# Need small order of 2-3 sheets of plastisol transfers. Who to use?



## Rhondalea (Jul 29, 2008)

I have a customer who wants 3 left chest logos on each of the 4-5 scrubs uniforms (left chest, base of neck, and left thigh). There is a possibility of more uniforms but I don't foresee a huge order....maybe another 10 at the most...in the future. I am picking up more orders with them but this is a little one that is a big deal. They want them screen printed. Although I have a screen printer, I am wondering if it would be more beneficial to order a sheet of plastisol transfers and just have them on hand. Any thoughts from anyone? They are wanting a price ASAP. I'm kind of stuck on this one. Are there vendors who don't charge an arm and a leg for low quantities or for gang sheets (Id set it up myself) for the plastisol transfers? Looking for some seasoned advice! Thanks all!


----------



## binki (Jul 16, 2006)

If is to small an order.fk be cost effective with screen printing and 3 locations at that for 5 garments. 

I would pass.on it. It is a money loser


----------



## djque (Feb 5, 2013)

what does the design look like. could you maybe get it cut. 

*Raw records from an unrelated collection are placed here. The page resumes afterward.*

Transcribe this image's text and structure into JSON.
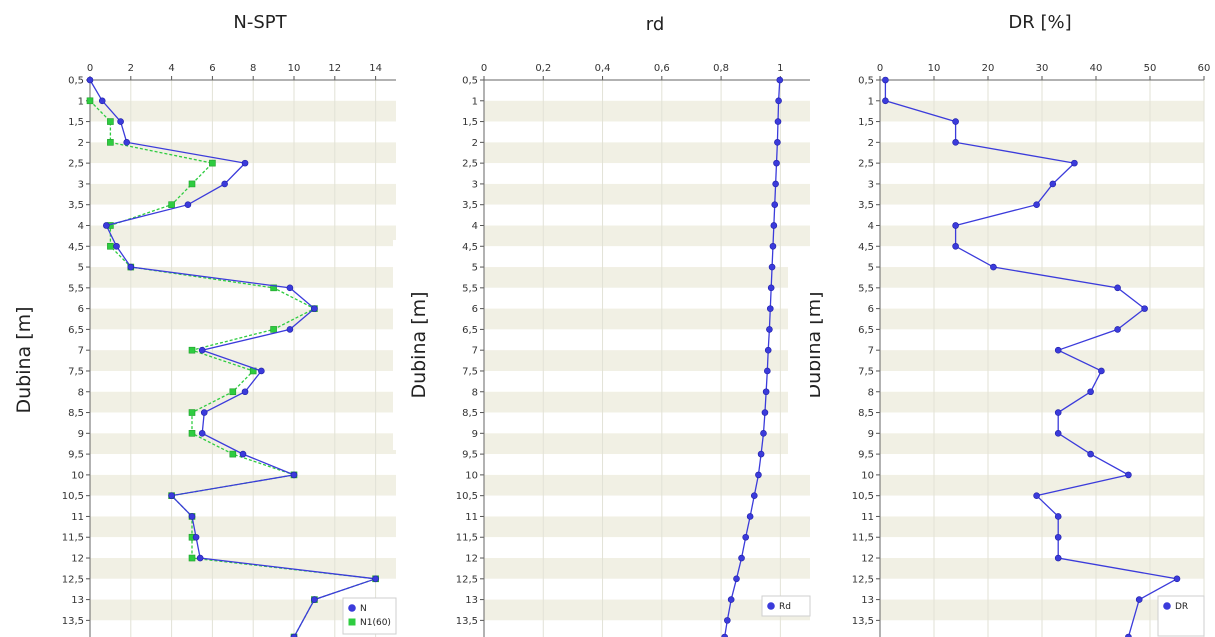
{
  "chart_data": [
    {
      "type": "line",
      "title": "N-SPT",
      "ylabel": "Dubina [m]",
      "xlim": [
        0,
        15
      ],
      "ylim": [
        0.5,
        13.9
      ],
      "xticks": [
        "0",
        "2",
        "4",
        "6",
        "8",
        "10",
        "12",
        "14"
      ],
      "yticks": [
        "0,5",
        "1",
        "1,5",
        "2",
        "2,5",
        "3",
        "3,5",
        "4",
        "4,5",
        "5",
        "5,5",
        "6",
        "6,5",
        "7",
        "7,5",
        "8",
        "8,5",
        "9",
        "9,5",
        "10",
        "10,5",
        "11",
        "11,5",
        "12",
        "12,5",
        "13",
        "13,5"
      ],
      "legend_position": "bottom-right",
      "series": [
        {
          "name": "N",
          "color": "#3b3bdb",
          "marker": "circle",
          "points": [
            [
              0,
              0.5
            ],
            [
              0.6,
              1
            ],
            [
              1.5,
              1.5
            ],
            [
              1.8,
              2
            ],
            [
              7.6,
              2.5
            ],
            [
              6.6,
              3
            ],
            [
              4.8,
              3.5
            ],
            [
              0.8,
              4
            ],
            [
              1.3,
              4.5
            ],
            [
              2,
              5
            ],
            [
              9.8,
              5.5
            ],
            [
              11,
              6
            ],
            [
              9.8,
              6.5
            ],
            [
              5.5,
              7
            ],
            [
              8.4,
              7.5
            ],
            [
              7.6,
              8
            ],
            [
              5.6,
              8.5
            ],
            [
              5.5,
              9
            ],
            [
              7.5,
              9.5
            ],
            [
              10,
              10
            ],
            [
              4,
              10.5
            ],
            [
              5,
              11
            ],
            [
              5.2,
              11.5
            ],
            [
              5.4,
              12
            ],
            [
              14,
              12.5
            ],
            [
              11,
              13
            ],
            [
              10,
              13.9
            ]
          ]
        },
        {
          "name": "N1(60)",
          "color": "#2ecc40",
          "marker": "square",
          "points": [
            [
              0,
              1
            ],
            [
              1,
              1.5
            ],
            [
              1,
              2
            ],
            [
              6,
              2.5
            ],
            [
              5,
              3
            ],
            [
              4,
              3.5
            ],
            [
              1,
              4
            ],
            [
              1,
              4.5
            ],
            [
              2,
              5
            ],
            [
              9,
              5.5
            ],
            [
              11,
              6
            ],
            [
              9,
              6.5
            ],
            [
              5,
              7
            ],
            [
              8,
              7.5
            ],
            [
              7,
              8
            ],
            [
              5,
              8.5
            ],
            [
              5,
              9
            ],
            [
              7,
              9.5
            ],
            [
              10,
              10
            ],
            [
              4,
              10.5
            ],
            [
              5,
              11
            ],
            [
              5,
              11.5
            ],
            [
              5,
              12
            ],
            [
              14,
              12.5
            ],
            [
              11,
              13
            ],
            [
              10,
              13.9
            ]
          ]
        }
      ]
    },
    {
      "type": "line",
      "title": "rd",
      "ylabel": "Dubina [m]",
      "xlim": [
        0,
        1.1
      ],
      "ylim": [
        0.5,
        13.9
      ],
      "xticks": [
        "0",
        "0,2",
        "0,4",
        "0,6",
        "0,8",
        "1"
      ],
      "yticks": [
        "0,5",
        "1",
        "1,5",
        "2",
        "2,5",
        "3",
        "3,5",
        "4",
        "4,5",
        "5",
        "5,5",
        "6",
        "6,5",
        "7",
        "7,5",
        "8",
        "8,5",
        "9",
        "9,5",
        "10",
        "10,5",
        "11",
        "11,5",
        "12",
        "12,5",
        "13",
        "13,5"
      ],
      "legend_position": "bottom-right",
      "series": [
        {
          "name": "Rd",
          "color": "#3b3bdb",
          "marker": "circle",
          "points": [
            [
              0.998,
              0.5
            ],
            [
              0.994,
              1
            ],
            [
              0.992,
              1.5
            ],
            [
              0.99,
              2
            ],
            [
              0.987,
              2.5
            ],
            [
              0.984,
              3
            ],
            [
              0.981,
              3.5
            ],
            [
              0.978,
              4
            ],
            [
              0.975,
              4.5
            ],
            [
              0.972,
              5
            ],
            [
              0.969,
              5.5
            ],
            [
              0.966,
              6
            ],
            [
              0.963,
              6.5
            ],
            [
              0.959,
              7
            ],
            [
              0.956,
              7.5
            ],
            [
              0.952,
              8
            ],
            [
              0.948,
              8.5
            ],
            [
              0.943,
              9
            ],
            [
              0.935,
              9.5
            ],
            [
              0.926,
              10
            ],
            [
              0.912,
              10.5
            ],
            [
              0.898,
              11
            ],
            [
              0.883,
              11.5
            ],
            [
              0.869,
              12
            ],
            [
              0.852,
              12.5
            ],
            [
              0.834,
              13
            ],
            [
              0.821,
              13.5
            ],
            [
              0.812,
              13.9
            ]
          ]
        }
      ]
    },
    {
      "type": "line",
      "title": "DR [%]",
      "ylabel": "Dubina [m]",
      "xlim": [
        0,
        60
      ],
      "ylim": [
        0.5,
        13.9
      ],
      "xticks": [
        "0",
        "10",
        "20",
        "30",
        "40",
        "50",
        "60"
      ],
      "yticks": [
        "0,5",
        "1",
        "1,5",
        "2",
        "2,5",
        "3",
        "3,5",
        "4",
        "4,5",
        "5",
        "5,5",
        "6",
        "6,5",
        "7",
        "7,5",
        "8",
        "8,5",
        "9",
        "9,5",
        "10",
        "10,5",
        "11",
        "11,5",
        "12",
        "12,5",
        "13",
        "13,5"
      ],
      "legend_position": "bottom-right",
      "series": [
        {
          "name": "DR",
          "color": "#3b3bdb",
          "marker": "circle",
          "points": [
            [
              1,
              0.5
            ],
            [
              1,
              1
            ],
            [
              14,
              1.5
            ],
            [
              14,
              2
            ],
            [
              36,
              2.5
            ],
            [
              32,
              3
            ],
            [
              29,
              3.5
            ],
            [
              14,
              4
            ],
            [
              14,
              4.5
            ],
            [
              21,
              5
            ],
            [
              44,
              5.5
            ],
            [
              49,
              6
            ],
            [
              44,
              6.5
            ],
            [
              33,
              7
            ],
            [
              41,
              7.5
            ],
            [
              39,
              8
            ],
            [
              33,
              8.5
            ],
            [
              33,
              9
            ],
            [
              39,
              9.5
            ],
            [
              46,
              10
            ],
            [
              29,
              10.5
            ],
            [
              33,
              11
            ],
            [
              33,
              11.5
            ],
            [
              33,
              12
            ],
            [
              55,
              12.5
            ],
            [
              48,
              13
            ],
            [
              46,
              13.9
            ]
          ]
        }
      ]
    }
  ]
}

how many colors is the logo


----------



## Rhondalea (Jul 29, 2008)

Thanks for responding, Binki. I appreciate that. Que, I've talked the customer into vinyl so I can do that pretty easily. They are happy and thankful I was able to work out something for such a small order. Like I said, I am getting my foot in the door. This will be huge, even though it's a very small order. Sometimes you have to take those baby orders in order to get to Mama! Thanks again to both of you.


----------